On August 8, 2008, the Ninth Circuit granted a suppression motion filed in immigration court, overturning the immigration judge and BIA's denials! The case is Lopez-Rodriguez v. Mukasey (9th Cir. Aug. 8, 2008).

Filing suppression motions in immigration court is a growing strategy for immigrants to respond to illegal raids by immigration agents and local police. In criminal court, evidence from illegal raids cannot be used (with small exceptions) to try to obtain a criminal conviction. In immigration court, the law is less clear -- many courts follow a rule from the 1980s that evidence will be suppressed for egregious Fourth Amendment violations and other types of violations.

On the one hand, it is appropriate to revisit the 1980s decision and see whether suppression must be applied for an even wider variety of violations, not just egregious Fourth Amendment violations or regulatory violations. Still, even using the narrow rule from the 1980s decision of Lopez-Mendoza v. INS (1984), it is possible to win cases in immigration court with suppression motions.
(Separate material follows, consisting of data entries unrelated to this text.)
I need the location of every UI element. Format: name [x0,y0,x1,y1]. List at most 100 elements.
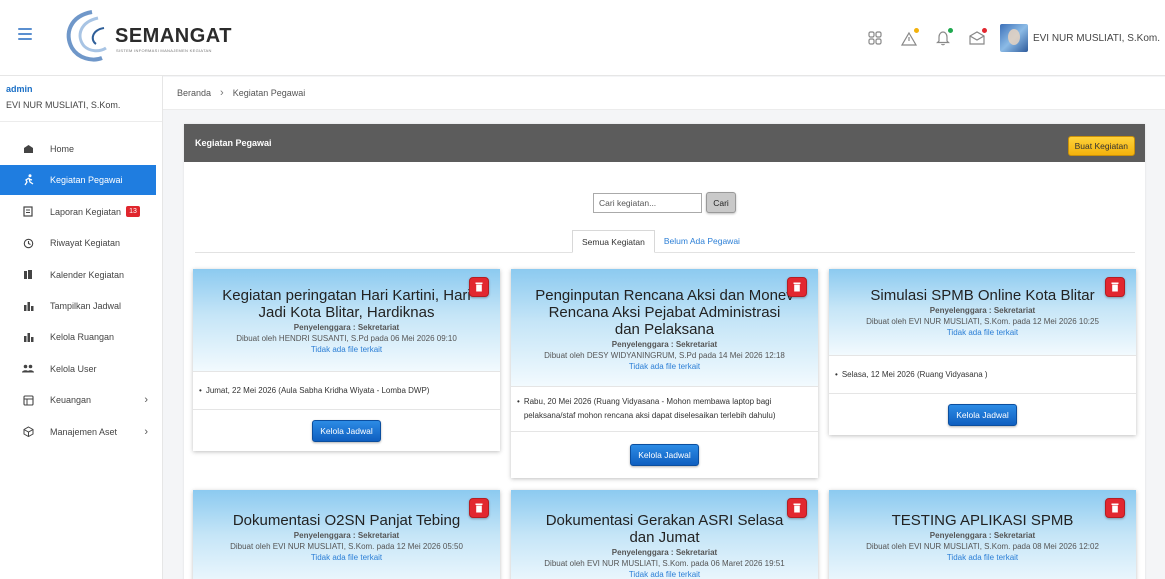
schedule-item: Rabu, 20 Mei 2026 (Ruang Vidyasana - Moh… [523,397,776,420]
users-icon [22,363,34,375]
card-title: Dokumentasi O2SN Panjat Tebing [232,512,461,529]
sidebar-item-home[interactable]: Home [0,134,162,164]
trash-icon [1111,282,1119,292]
card-footer: Kelola Jadwal [193,410,500,451]
card-created-by: Dibuat oleh EVI NUR MUSLIATI, S.Kom. pad… [866,317,1099,326]
card-footer: Kelola Jadwal [511,432,818,478]
delete-button[interactable] [469,277,489,297]
sidebar-item-label: Kelola Ruangan [50,332,115,343]
activity-card: TESTING APLIKASI SPMB Penyelenggara : Se… [829,490,1136,579]
sidebar-item-laporan-kegiatan[interactable]: Laporan Kegiatan 13 [0,197,162,227]
panel-header: Kegiatan Pegawai Buat Kegiatan [184,124,1145,162]
card-header: TESTING APLIKASI SPMB Penyelenggara : Se… [829,490,1136,579]
sidebar-item-label: Kegiatan Pegawai [50,175,123,186]
sidebar-item-label: Kalender Kegiatan [50,269,125,280]
logo-text: SEMANGAT [115,25,232,47]
sidebar-item-manajemen-aset[interactable]: Manajemen Aset › [0,417,162,447]
header-username[interactable]: EVI NUR MUSLIATI, S.Kom. [1033,33,1160,44]
box-icon [22,426,34,438]
card-created-by: Dibuat oleh DESY WIDYANINGRUM, S.Pd pada… [544,351,785,360]
create-activity-button[interactable]: Buat Kegiatan [1067,136,1135,156]
card-header: Penginputan Rencana Aksi dan Monev Renca… [511,269,818,386]
card-file-link[interactable]: Tidak ada file terkait [213,345,480,354]
sidebar-item-tampilkan-jadwal[interactable]: Tampilkan Jadwal [0,291,162,321]
sidebar-item-kalender-kegiatan[interactable]: Kalender Kegiatan [0,260,162,290]
chevron-right-icon: › [144,394,148,407]
card-header: Kegiatan peringatan Hari Kartini, Hari J… [193,269,500,371]
sidebar-item-kelola-user[interactable]: Kelola User [0,354,162,384]
header-actions: EVI NUR MUSLIATI, S.Kom. [864,24,1165,52]
mail-icon[interactable] [966,27,988,49]
delete-button[interactable] [787,498,807,518]
trash-icon [475,503,483,513]
home-icon [22,143,34,155]
tab-belum-ada-pegawai[interactable]: Belum Ada Pegawai [655,230,749,253]
delete-button[interactable] [1105,277,1125,297]
card-organizer: Penyelenggara : Sekretariat [929,306,1036,315]
trash-icon [475,282,483,292]
logo-swirl-icon [66,10,107,62]
card-file-link[interactable]: Tidak ada file terkait [849,553,1116,562]
delete-button[interactable] [787,277,807,297]
user-role: admin [6,84,33,94]
bell-icon[interactable] [932,27,954,49]
sidebar-item-keuangan[interactable]: Keuangan › [0,385,162,415]
card-footer: Kelola Jadwal [829,394,1136,435]
card-created-by: Dibuat oleh EVI NUR MUSLIATI, S.Kom. pad… [544,559,785,568]
user-avatar[interactable] [999,24,1028,52]
sidebar-item-label: Tampilkan Jadwal [50,300,122,311]
card-file-link[interactable]: Tidak ada file terkait [849,328,1116,337]
schedule-item: Selasa, 12 Mei 2026 (Ruang Vidyasana ) [841,369,988,379]
activity-card: Simulasi SPMB Online Kota Blitar Penyele… [829,269,1136,435]
table-icon [22,394,34,406]
warning-icon[interactable] [898,27,920,49]
activity-card: Kegiatan peringatan Hari Kartini, Hari J… [193,269,500,451]
sidebar-item-label: Keuangan [50,395,92,406]
card-title: Dokumentasi Gerakan ASRI Selasa dan Juma… [545,512,784,546]
manage-schedule-button[interactable]: Kelola Jadwal [312,419,381,442]
tab-semua-kegiatan[interactable]: Semua Kegiatan [572,230,655,253]
card-organizer: Penyelenggara : Sekretariat [611,548,718,557]
card-header: Dokumentasi O2SN Panjat Tebing Penyeleng… [193,490,500,579]
delete-button[interactable] [469,498,489,518]
sidebar-item-label: Kelola User [50,363,97,374]
trash-icon [793,503,801,513]
sidebar: admin EVI NUR MUSLIATI, S.Kom. Home Kegi… [0,76,163,579]
card-file-link[interactable]: Tidak ada file terkait [531,570,798,579]
sidebar-item-label: Manajemen Aset [50,426,118,437]
app-logo[interactable]: SEMANGAT SISTEM INFORMASI MANAJEMEN KEGI… [62,8,232,68]
manage-schedule-button[interactable]: Kelola Jadwal [948,403,1017,426]
sidebar-menu: Home Kegiatan Pegawai Laporan Kegiatan 1… [0,134,162,447]
breadcrumb-home[interactable]: Beranda [177,88,211,98]
card-organizer: Penyelenggara : Sekretariat [293,531,400,540]
card-created-by: Dibuat oleh HENDRI SUSANTI, S.Pd pada 06… [236,334,457,343]
card-created-by: Dibuat oleh EVI NUR MUSLIATI, S.Kom. pad… [866,542,1099,551]
card-schedule: • Selasa, 12 Mei 2026 (Ruang Vidyasana ) [829,355,1136,394]
sidebar-item-kelola-ruangan[interactable]: Kelola Ruangan [0,322,162,352]
trash-icon [793,282,801,292]
activity-card: Dokumentasi O2SN Panjat Tebing Penyeleng… [193,490,500,579]
card-title: TESTING APLIKASI SPMB [891,512,1074,529]
manage-schedule-button[interactable]: Kelola Jadwal [630,444,699,466]
card-file-link[interactable]: Tidak ada file terkait [213,553,480,562]
card-file-link[interactable]: Tidak ada file terkait [531,362,798,371]
hamburger-menu-icon[interactable] [18,28,32,40]
search-input[interactable] [593,192,702,213]
search-button[interactable]: Cari [706,192,736,213]
apps-grid-icon[interactable] [864,27,886,49]
trash-icon [1111,503,1119,513]
sidebar-item-kegiatan-pegawai[interactable]: Kegiatan Pegawai [0,165,162,196]
breadcrumb-current: Kegiatan Pegawai [232,88,306,98]
schedule-item: Jumat, 22 Mei 2026 (Aula Sabha Kridha Wi… [205,385,430,395]
sidebar-item-label: Riwayat Kegiatan [50,238,121,249]
sidebar-item-label: Laporan Kegiatan [50,206,122,217]
sidebar-username: EVI NUR MUSLIATI, S.Kom. [6,100,121,110]
logo-subtitle: SISTEM INFORMASI MANAJEMEN KEGIATAN [116,48,212,53]
history-icon [22,237,34,249]
sidebar-item-label: Home [50,144,75,154]
sidebar-item-riwayat-kegiatan[interactable]: Riwayat Kegiatan [0,228,162,258]
card-schedule: • Rabu, 20 Mei 2026 (Ruang Vidyasana - Mo… [511,386,818,432]
card-schedule: • Jumat, 22 Mei 2026 (Aula Sabha Kridha W… [193,371,500,410]
kegiatan-panel: Kegiatan Pegawai Buat Kegiatan Cari Semu… [184,124,1145,579]
delete-button[interactable] [1105,498,1125,518]
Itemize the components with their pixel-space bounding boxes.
In the Lopez-Rodriguez case, immigration agents illegally entered someone's house by pushing through an open door when an occupant opened the home door a bit to talk to the officers. There are a series of key points in the decision:
  • Committing a search that a reasonable officer should have known was clearly illegal is an egregious violation of the Fourth Amendment that requires suppressing the evidence in immigration court.
  • Invading someone's home without a warrant or a valid reason is a clearly illegal search.
  • Opening the door to your home a few inches is not consent to let officers push the door open the rest of the way and invade your home.
Congratulations to Sara J. O'Connell at Morrison & Foerster LLP in San Diego, California! Lawyers on the losing side from the Department of Justice (their Civil Division, Office of Immigration Litigation), trying to defend the illegal searches, were Aviva L. Poczter and Song Park.

As reports of widespread illegal immigration searches continue to come up in the news, these suppression motions will be fought more often. And lawyers should be raising not only suppression for egregious Fourth Amendment violations and regulatory violations, but also for all Fourth Amendment violations, Vienna Convention violations, and state constitutional rights.